Mettre en place des défenses nous empêche d’être présents et de surmonter les difficultés avec les autres. L’absence de défense nous aide à nous détendre dans la rencontre stressante et à être patient dans sa résolution. Clarifier les frontières de ce qui constitue une situation d’apprentissage nous donne la confiance de pouvoir être patient.

Reconnaître que la vie est dure nous aide à être patient pour travailler avec les difficultés. Interagir avec les autres avec amour et respect crée le type de relations que nous souhaitons avoir. Ensemble, l’amour dur démontre notre patience.

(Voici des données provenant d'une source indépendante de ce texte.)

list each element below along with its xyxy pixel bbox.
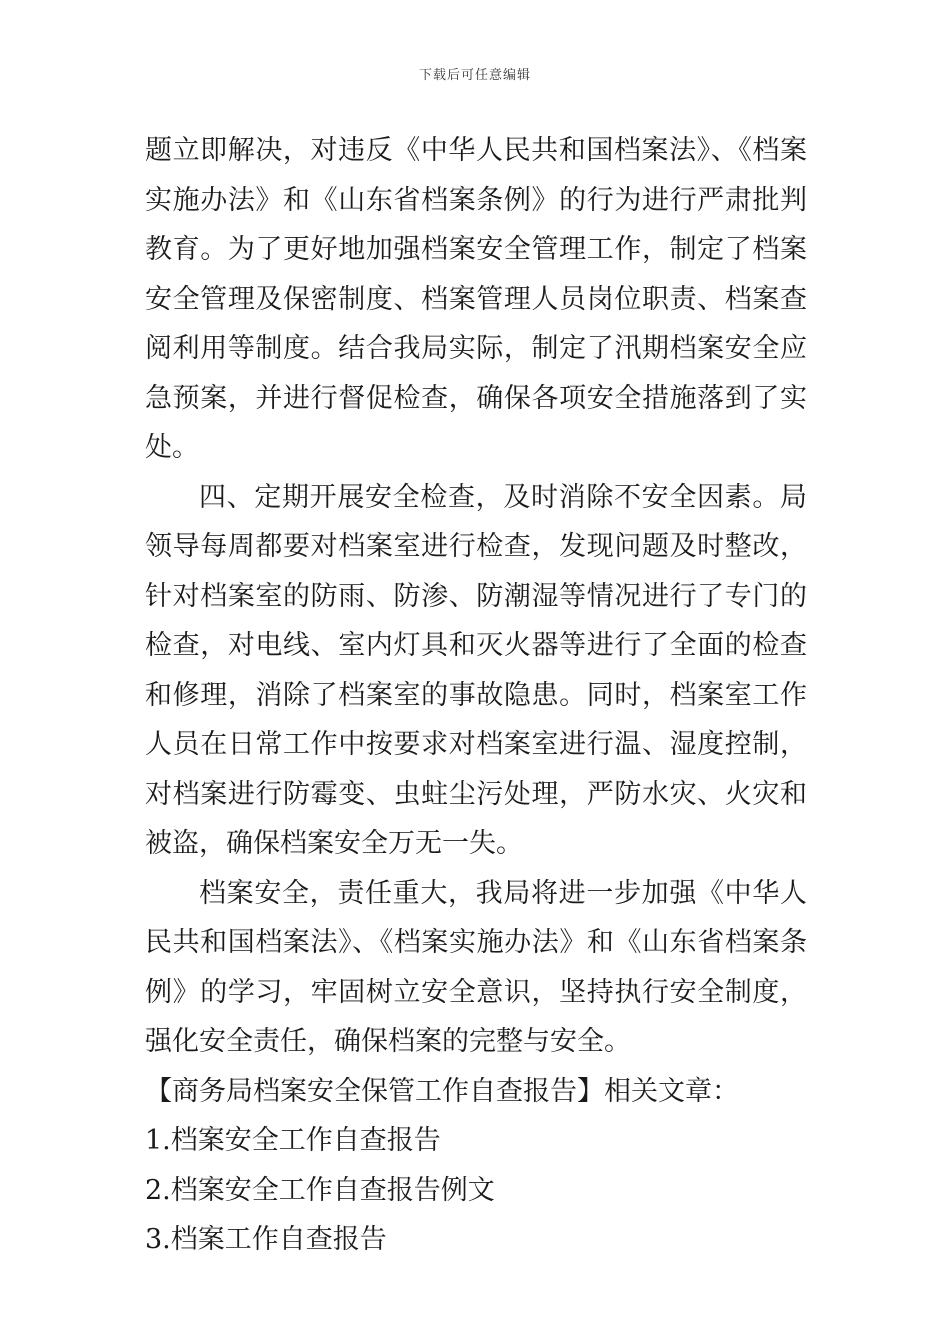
related-articles-title: 【商务局档案安全保管工作自查报告】相关文章： bbox=[145, 1075, 739, 1107]
paragraph-continued: 题立即解决，对违反《中华人民共和国档案法》、《档案实施办法》和《山东省档案条例》的行为进行严肃批判教育。为了更好地加强档案安全管理工作，制定了档案安全管理及保密制度、档案管理人员岗位职责、档案查阅利用等制度。结合我局实际，制定了汛期档案安全应急预案，并进行督促检查，确保各项安全措施落到了实处。 bbox=[145, 135, 807, 463]
page-header-note: 下载后可任意编辑 bbox=[418, 68, 531, 83]
related-article-link[interactable]: 1.档案安全工作自查报告 bbox=[145, 1125, 441, 1156]
document-body bbox=[145, 126, 807, 1265]
related-article-link[interactable]: 2.档案安全工作自查报告例文 bbox=[145, 1174, 495, 1206]
paragraph-safety-inspection: 四、定期开展安全检查，及时消除不安全因素。局领导每周都要对档案室进行检查，发现问题及时整改，针对档案室的防雨、防渗、防潮湿等情况进行了专门的检查，对电线、室内灯具和灭火器等进行了全面的检查和修理，消除了档案室的事故隐患。同时，档案室工作人员在日常工作中按要求对档案室进行温、湿度控制，对档案进行防霉变、虫蛀尘污处理，严防水灾、火灾和被盗，确保档案安全万无一失。 bbox=[145, 481, 807, 859]
related-article-link[interactable]: 3.档案工作自查报告 bbox=[145, 1224, 387, 1255]
paragraph-conclusion: 档案安全，责任重大，我局将进一步加强《中华人民共和国档案法》、《档案实施办法》和《山东省档案条例》的学习，牢固树立安全意识，坚持执行安全制度，强化安全责任，确保档案的完整与安全。 bbox=[145, 877, 807, 1057]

L’exercice 1-2-3 nous met en contact direct avec ce qui est vraiment important de valoriser : le stress et les relations qui le génèrent. Le fait de les valoriser diminue notre besoin d’être patient, car nous voulons vraiment être dans la rencontre stressante. La valorisation du stress et des relations devient un élément fondamental de notre comportement dans la vie.

Ma conversation avec mon père a révélé ce que je valorisais, et ce n’était pas le stress ou la construction d’une relation plus forte avec lui. Je me suis demandé pourquoi je voudrais rester avec lui s’il ne s’intéressait pas à ma vie. Si j’avais simplement fait le pas supplémentaire et répondu à cette question en appliquant l’exercice 1-2-3, j’aurais été dirigé vers certaines réponses.

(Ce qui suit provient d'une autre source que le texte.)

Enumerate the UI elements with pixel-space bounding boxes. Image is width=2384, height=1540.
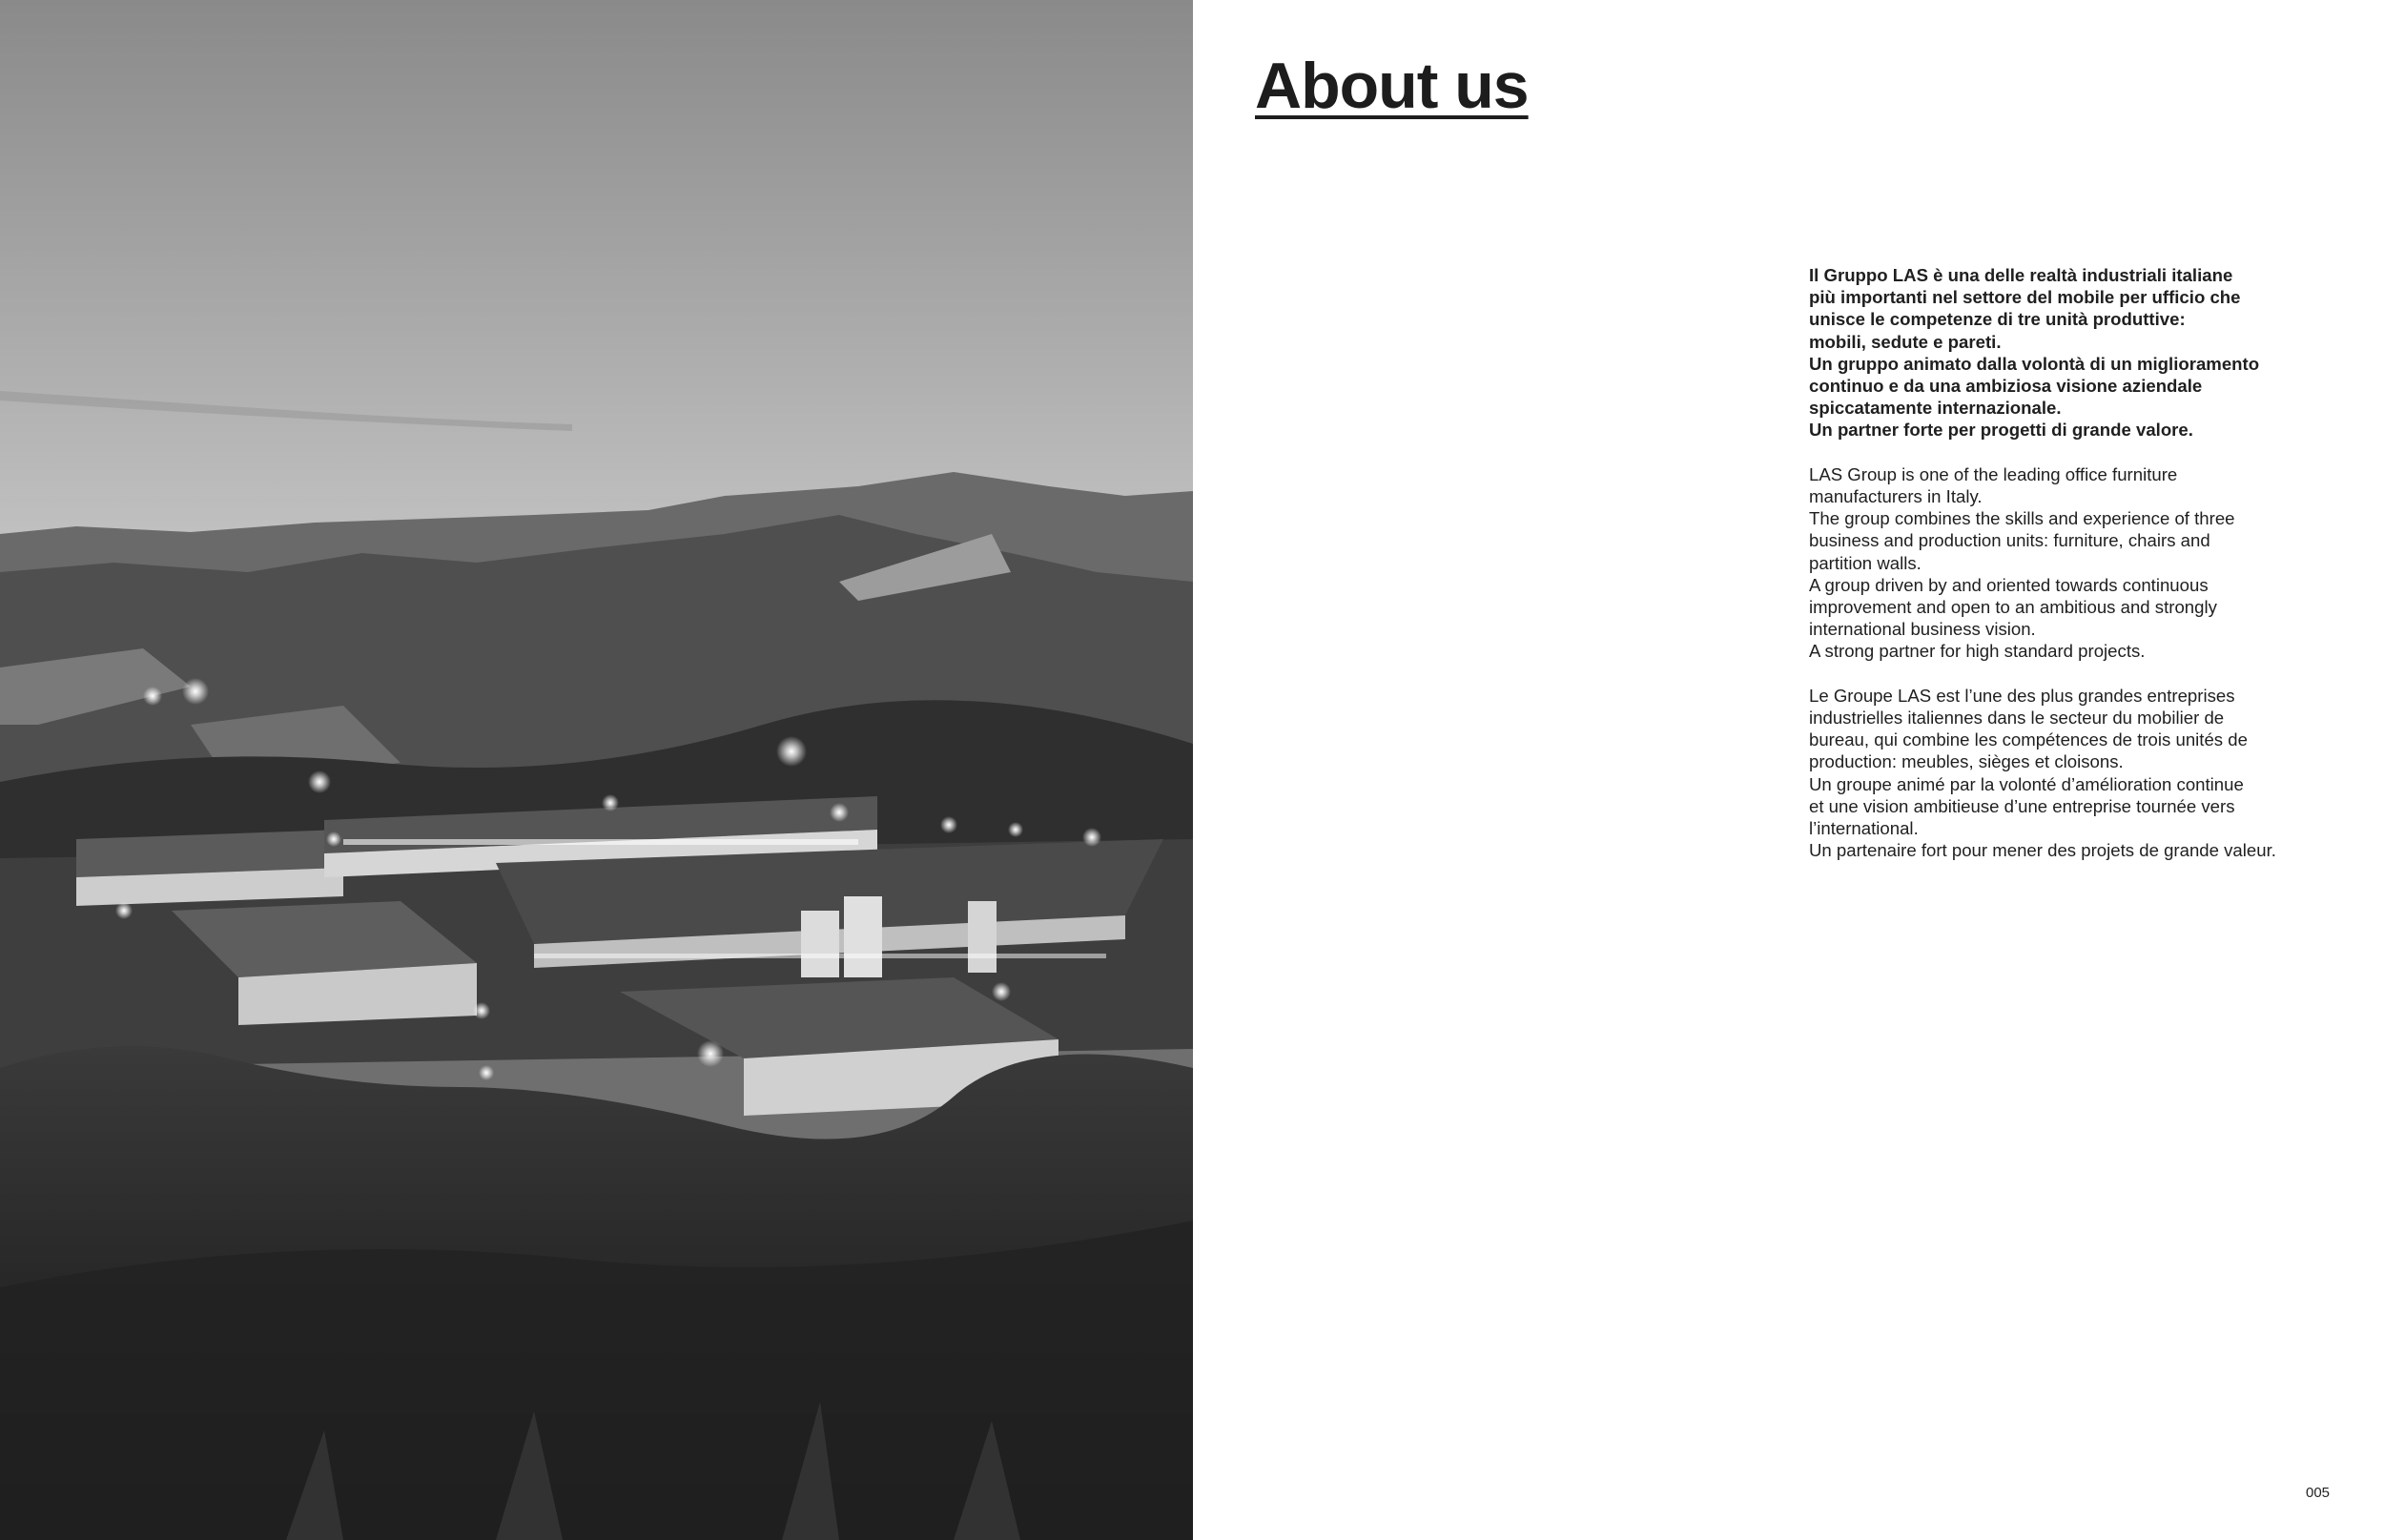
page-title: About us [1255, 50, 1529, 122]
paragraph-french: Le Groupe LAS est l’une des plus grandes entreprises industrielles italiennes dans le secteur du mobilier de bureau, qui combine les compétences de trois unités de production: meubles, sièges et cloisons. Un groupe animé par la volonté d’amélioration continue et une vision ambitieuse d’une entreprise tournée vers l’international. Un partenaire fort pour mener des projets de grande valeur. [1809, 685, 2276, 861]
paragraph-spacer [1809, 441, 2343, 463]
paragraph-italian: Il Gruppo LAS è una delle realtà industriali italiane più importanti nel settore del mobile per ufficio che unisce le competenze di tre unità produttive: mobili, sedute e pareti. Un gruppo animato dalla volontà di un miglioramento continuo e da una ambiziosa visione aziendale spiccatamente internazionale. Un partner forte per progetti di grande valore. [1809, 265, 2260, 441]
page-number: 005 [2306, 1485, 2331, 1501]
text-column [1809, 264, 2343, 861]
paragraph-spacer [1809, 663, 2343, 685]
paragraph-english: LAS Group is one of the leading office furniture manufacturers in Italy. The group combines the skills and experience of three business and production units: furniture, chairs and partition walls. A group driven by and oriented towards continuous improvement and open to an ambitious and strongly international business vision. A strong partner for high standard projects. [1809, 463, 2235, 662]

En y réfléchissant maintenant, je me rends compte que je m’attendais à ce qu’il soit différent et que j’ai présupposé de l’intérêt qu’il porte à ma vie. J’avais détourné mon attention de ce que je pouvais réellement contrôler : mon propre comportement et la façon dont je choisis d’interagir dans la conversation. Cela m’aurait aidé à être patient avec lui. J’aurais eu envie d’être en lien et de mieux comprendre qui il est, de partager qui je suis et de profiter de notre relation unique. Ce genre d’interaction crée des expériences enrichissantes que nous pouvons partager.

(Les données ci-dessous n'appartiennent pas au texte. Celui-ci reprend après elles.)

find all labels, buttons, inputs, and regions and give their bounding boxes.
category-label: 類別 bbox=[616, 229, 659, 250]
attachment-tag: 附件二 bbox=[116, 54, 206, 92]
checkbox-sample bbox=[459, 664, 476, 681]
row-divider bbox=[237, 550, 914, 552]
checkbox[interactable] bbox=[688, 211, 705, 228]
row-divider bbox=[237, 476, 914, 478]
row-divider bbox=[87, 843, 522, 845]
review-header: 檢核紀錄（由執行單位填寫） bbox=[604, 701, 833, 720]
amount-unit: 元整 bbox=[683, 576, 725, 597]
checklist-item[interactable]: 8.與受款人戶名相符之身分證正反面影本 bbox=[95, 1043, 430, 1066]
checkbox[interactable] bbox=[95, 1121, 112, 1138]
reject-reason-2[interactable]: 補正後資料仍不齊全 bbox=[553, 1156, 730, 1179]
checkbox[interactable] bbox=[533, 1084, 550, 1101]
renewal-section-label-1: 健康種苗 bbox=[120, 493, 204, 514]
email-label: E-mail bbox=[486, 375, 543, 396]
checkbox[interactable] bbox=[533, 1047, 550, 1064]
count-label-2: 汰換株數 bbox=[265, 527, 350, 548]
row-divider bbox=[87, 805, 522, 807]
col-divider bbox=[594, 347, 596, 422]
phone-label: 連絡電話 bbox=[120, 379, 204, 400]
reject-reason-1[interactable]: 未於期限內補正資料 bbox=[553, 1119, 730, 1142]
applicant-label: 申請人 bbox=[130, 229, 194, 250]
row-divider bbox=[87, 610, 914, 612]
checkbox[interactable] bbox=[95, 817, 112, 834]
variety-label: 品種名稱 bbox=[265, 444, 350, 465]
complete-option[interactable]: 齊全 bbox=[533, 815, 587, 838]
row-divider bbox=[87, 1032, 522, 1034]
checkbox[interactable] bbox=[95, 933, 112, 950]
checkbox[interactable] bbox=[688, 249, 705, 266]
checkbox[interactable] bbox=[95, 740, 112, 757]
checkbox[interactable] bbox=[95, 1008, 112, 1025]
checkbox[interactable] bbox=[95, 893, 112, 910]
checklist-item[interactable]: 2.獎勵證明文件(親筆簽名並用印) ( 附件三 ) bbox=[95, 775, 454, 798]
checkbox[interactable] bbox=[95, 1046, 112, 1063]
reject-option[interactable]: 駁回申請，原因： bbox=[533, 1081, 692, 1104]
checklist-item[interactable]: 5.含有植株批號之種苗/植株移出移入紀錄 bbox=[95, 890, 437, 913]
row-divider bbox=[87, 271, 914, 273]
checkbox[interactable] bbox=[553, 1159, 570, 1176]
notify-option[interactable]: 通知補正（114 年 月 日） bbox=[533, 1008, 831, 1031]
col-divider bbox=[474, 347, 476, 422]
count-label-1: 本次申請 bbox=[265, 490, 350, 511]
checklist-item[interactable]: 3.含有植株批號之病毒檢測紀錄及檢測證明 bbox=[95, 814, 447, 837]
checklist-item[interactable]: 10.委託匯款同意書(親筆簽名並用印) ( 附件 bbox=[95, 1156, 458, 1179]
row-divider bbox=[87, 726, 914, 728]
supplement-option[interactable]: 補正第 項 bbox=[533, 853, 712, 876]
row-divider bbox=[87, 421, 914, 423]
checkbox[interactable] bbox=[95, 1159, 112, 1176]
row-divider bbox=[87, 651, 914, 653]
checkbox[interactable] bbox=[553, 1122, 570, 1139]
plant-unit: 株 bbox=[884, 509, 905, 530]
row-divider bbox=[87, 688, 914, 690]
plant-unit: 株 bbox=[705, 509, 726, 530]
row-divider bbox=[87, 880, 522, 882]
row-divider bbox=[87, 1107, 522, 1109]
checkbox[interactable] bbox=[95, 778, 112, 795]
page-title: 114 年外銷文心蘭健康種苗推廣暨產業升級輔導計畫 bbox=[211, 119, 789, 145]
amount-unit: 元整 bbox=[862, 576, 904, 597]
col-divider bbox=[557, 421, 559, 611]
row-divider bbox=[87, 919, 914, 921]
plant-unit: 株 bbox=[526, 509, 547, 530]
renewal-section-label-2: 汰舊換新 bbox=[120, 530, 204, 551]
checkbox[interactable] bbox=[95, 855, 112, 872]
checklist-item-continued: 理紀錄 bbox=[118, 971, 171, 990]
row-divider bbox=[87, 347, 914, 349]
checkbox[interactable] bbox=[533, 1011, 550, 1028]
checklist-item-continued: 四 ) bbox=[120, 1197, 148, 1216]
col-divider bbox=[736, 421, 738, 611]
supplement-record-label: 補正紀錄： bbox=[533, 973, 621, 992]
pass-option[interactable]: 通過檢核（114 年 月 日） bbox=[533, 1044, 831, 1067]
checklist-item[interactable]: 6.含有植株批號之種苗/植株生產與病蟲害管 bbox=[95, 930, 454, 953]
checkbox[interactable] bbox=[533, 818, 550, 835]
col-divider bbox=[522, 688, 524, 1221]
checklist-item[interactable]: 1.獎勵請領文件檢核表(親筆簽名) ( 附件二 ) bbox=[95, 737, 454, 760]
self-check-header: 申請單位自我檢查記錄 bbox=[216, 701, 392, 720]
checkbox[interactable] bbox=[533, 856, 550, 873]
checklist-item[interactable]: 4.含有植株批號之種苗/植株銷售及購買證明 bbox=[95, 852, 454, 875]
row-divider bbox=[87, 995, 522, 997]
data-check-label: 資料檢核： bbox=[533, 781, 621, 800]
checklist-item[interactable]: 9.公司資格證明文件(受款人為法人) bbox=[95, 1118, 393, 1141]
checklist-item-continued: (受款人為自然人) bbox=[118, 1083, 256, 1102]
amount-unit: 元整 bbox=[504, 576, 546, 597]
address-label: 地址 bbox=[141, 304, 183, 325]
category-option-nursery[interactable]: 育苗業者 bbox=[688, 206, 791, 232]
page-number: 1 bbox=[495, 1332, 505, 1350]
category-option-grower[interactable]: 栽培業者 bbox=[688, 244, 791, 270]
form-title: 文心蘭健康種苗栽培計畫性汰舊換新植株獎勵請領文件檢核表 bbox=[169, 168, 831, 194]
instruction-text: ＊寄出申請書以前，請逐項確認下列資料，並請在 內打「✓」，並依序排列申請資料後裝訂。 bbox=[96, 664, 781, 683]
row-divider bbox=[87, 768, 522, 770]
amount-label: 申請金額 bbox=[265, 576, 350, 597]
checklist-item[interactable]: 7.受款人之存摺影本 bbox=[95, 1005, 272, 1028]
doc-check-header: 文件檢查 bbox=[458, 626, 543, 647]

Conseil pratique : trois étapes pour être patient

Changer ce que vous valorisez peut développer votre patience. Vous construirez des relations plus solides en valorisant le stress que vous y rencontrerez inévitablement. L’exercice 1-2-3 peut vous aider car il vous met directement dans la situation stressante de manière optimale. Avant de l’appliquer, cependant, vous devez être conscient que vous êtes stressé, afin de ne pas réagir. Ensuite, passez en revue les étapes de l’exercice :

  1. Acceptation : Ne pensez pas que les autres doivent se comporter différemment de ce qu’ils font actuellement. Tout changement de comportement doit être influencé sur le moment. Cette influence intervient à l’étape 3, lorsque vous êtes engagé avec eux. Acceptez donc leur comportement, compte tenu de la quantité de stress dans la situation et de leur capacité à le gérer.
  2. Sans défense : Abaissez vos défenses au point de maintenir des frontières qui permettent l’apprentissage. Vous ne voulez pas vous rendre vulnérable à la violence physique, mentale ou émotionnelle. Sachez où se situent vos frontières.
  3. Amour dur : Honorez le stress que vous rencontrerez inévitablement. Vous avez des besoins et les autres avec lesquels vous vous engagez aussi. Travaillez ensemble de façon aimable pour découvrir ces besoins et faites de petits pas pour les satisfaire.